What Your Adopted Child Wants You to Know
When you are thinking about adopting, it’s a good idea to talk to other adoptive parents, to learn about their experiences, so that you can best prepare to have a successful relationship with your adopted child. But what if you could ask your adopted child for advice, to learn what they need from you? Here are some observations adoptees have made that can help facilitate the process.
Adoption is Not a Magic Pill for the Child
Many adoptive parents have the perception that the adopted child must have been “in an unhealthy relationship” or must have been sad or suffering. They then assume that, because the child has been adopted by a “good” family, the child should no longer be sad or experience pain. This simply isn’t the case. While some children come from troubled family situations, others do not. Regardless of what their life was like prior to the adoption, there will still be a sense of loss. The most important thing you can do is provide a safe place for the child to feel all of his or her emotions.
It’s Not In the Child’s Best Interests to Pretend that the Past Never Happened
Your adopted child needs to make sense of his or her story.

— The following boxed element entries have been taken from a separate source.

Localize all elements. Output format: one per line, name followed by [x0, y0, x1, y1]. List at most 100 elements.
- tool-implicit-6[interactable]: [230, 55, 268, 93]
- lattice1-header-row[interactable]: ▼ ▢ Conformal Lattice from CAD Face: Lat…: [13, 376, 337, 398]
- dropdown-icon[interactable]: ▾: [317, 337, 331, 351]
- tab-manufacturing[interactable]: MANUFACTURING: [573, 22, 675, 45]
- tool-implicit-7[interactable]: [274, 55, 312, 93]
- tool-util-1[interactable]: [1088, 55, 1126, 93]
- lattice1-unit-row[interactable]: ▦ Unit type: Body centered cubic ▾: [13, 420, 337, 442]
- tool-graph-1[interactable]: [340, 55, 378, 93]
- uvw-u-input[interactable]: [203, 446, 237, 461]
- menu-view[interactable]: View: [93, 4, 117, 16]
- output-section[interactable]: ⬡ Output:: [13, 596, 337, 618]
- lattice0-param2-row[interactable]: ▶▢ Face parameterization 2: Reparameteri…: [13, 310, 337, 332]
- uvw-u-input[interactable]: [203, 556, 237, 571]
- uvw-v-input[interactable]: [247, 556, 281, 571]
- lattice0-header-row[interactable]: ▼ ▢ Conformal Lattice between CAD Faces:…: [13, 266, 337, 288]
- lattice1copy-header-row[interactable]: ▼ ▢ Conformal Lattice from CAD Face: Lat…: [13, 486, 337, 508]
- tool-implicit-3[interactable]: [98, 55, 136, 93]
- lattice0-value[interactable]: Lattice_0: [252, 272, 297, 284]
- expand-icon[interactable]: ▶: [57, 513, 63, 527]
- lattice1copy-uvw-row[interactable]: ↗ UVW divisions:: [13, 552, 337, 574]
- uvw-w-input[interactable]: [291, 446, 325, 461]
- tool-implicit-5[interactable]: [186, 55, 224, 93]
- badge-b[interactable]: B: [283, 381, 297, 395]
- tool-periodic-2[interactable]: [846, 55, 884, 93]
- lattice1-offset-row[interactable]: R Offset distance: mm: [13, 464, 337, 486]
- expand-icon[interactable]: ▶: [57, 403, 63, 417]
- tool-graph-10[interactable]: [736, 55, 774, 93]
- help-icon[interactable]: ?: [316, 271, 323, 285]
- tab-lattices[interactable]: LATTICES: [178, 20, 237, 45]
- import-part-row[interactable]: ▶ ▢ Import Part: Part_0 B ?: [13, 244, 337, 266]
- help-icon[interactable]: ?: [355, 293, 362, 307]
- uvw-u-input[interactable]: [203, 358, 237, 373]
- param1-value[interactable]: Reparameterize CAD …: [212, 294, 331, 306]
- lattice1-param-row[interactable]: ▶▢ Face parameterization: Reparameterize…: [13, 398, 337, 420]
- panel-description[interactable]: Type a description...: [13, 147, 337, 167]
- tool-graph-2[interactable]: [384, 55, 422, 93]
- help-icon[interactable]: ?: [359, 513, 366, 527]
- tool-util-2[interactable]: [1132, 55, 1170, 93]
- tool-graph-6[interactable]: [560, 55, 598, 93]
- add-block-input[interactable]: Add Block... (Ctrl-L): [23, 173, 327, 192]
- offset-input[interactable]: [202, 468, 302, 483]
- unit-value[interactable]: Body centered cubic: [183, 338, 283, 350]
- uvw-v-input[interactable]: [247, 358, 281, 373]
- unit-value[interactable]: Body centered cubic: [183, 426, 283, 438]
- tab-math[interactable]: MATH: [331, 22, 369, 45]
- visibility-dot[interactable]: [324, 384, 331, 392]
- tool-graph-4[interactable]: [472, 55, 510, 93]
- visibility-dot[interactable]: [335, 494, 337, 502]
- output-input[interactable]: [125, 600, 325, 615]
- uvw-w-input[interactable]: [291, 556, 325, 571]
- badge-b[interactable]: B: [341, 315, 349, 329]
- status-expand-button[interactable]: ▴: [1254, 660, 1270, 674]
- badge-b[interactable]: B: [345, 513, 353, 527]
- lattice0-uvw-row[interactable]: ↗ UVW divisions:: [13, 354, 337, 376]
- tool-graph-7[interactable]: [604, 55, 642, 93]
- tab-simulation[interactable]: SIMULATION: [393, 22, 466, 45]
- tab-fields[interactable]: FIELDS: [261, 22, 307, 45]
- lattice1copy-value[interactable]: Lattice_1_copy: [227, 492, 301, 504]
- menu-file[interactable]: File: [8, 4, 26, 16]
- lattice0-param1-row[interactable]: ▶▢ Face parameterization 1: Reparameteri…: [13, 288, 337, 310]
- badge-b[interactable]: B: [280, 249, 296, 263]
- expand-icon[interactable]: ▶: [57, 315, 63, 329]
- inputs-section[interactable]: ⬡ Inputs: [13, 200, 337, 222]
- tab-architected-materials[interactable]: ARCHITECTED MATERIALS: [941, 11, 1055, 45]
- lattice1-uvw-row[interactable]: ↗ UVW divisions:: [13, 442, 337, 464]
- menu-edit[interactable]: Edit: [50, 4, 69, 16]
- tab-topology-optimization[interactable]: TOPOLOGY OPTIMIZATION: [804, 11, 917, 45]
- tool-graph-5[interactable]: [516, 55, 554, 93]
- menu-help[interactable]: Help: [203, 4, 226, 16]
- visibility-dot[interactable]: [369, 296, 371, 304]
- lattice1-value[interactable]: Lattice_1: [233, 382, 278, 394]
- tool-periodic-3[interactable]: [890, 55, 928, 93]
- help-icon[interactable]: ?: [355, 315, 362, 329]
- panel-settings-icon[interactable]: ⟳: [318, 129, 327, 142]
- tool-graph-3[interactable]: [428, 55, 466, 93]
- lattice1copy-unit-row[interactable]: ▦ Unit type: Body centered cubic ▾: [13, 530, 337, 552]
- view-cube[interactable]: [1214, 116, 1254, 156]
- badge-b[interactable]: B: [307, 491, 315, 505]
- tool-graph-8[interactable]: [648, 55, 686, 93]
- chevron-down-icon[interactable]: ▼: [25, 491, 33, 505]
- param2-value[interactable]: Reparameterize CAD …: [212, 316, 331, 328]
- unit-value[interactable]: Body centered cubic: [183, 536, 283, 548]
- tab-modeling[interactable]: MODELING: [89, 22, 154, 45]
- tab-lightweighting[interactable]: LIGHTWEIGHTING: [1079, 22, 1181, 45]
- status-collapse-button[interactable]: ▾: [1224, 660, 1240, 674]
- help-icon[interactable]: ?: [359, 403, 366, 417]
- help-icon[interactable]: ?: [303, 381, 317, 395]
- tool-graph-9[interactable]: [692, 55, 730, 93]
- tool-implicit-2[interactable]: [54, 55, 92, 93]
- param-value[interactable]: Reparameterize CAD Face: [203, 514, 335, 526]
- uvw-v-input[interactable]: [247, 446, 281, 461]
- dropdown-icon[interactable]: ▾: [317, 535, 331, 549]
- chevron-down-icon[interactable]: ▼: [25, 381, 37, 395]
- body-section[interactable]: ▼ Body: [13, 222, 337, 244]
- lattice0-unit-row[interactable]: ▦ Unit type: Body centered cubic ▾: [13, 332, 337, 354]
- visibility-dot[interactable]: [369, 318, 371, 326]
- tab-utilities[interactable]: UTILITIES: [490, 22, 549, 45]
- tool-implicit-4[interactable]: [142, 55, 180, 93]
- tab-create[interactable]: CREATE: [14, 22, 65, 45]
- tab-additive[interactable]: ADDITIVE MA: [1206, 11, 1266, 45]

Regardless of their age, they will feel a sense of loss. The only way they will ever move past that sense of loss is to fully understand it. That comes from talking about it. If your child is young, there may come a point where, as they start to incorporate their story, they need to repeat it to anyone who hasn’t heard it before. That’s natural and you need to let it happen. You may get frustrated hearing the story over and over, but you need to let your child tell the story until it feels natural to them.
Many Adopted Children Struggle with Issues of Identity, Self-Worth and Shame
Especially with younger children, it’s typical for adoptees to construe the biological parent’s decision to put them up for adoption as “the child’s fault.” Accordingly, it’s not unusual for an adopted child to worry that they might be abandoned again. Experts say this can manifest in a couple different ways. The child may act out, seeing if there are limits where they might be sent away again. Conversely, they may be hyper-cooperative, trying not to do anything that would cause them to be abandoned again.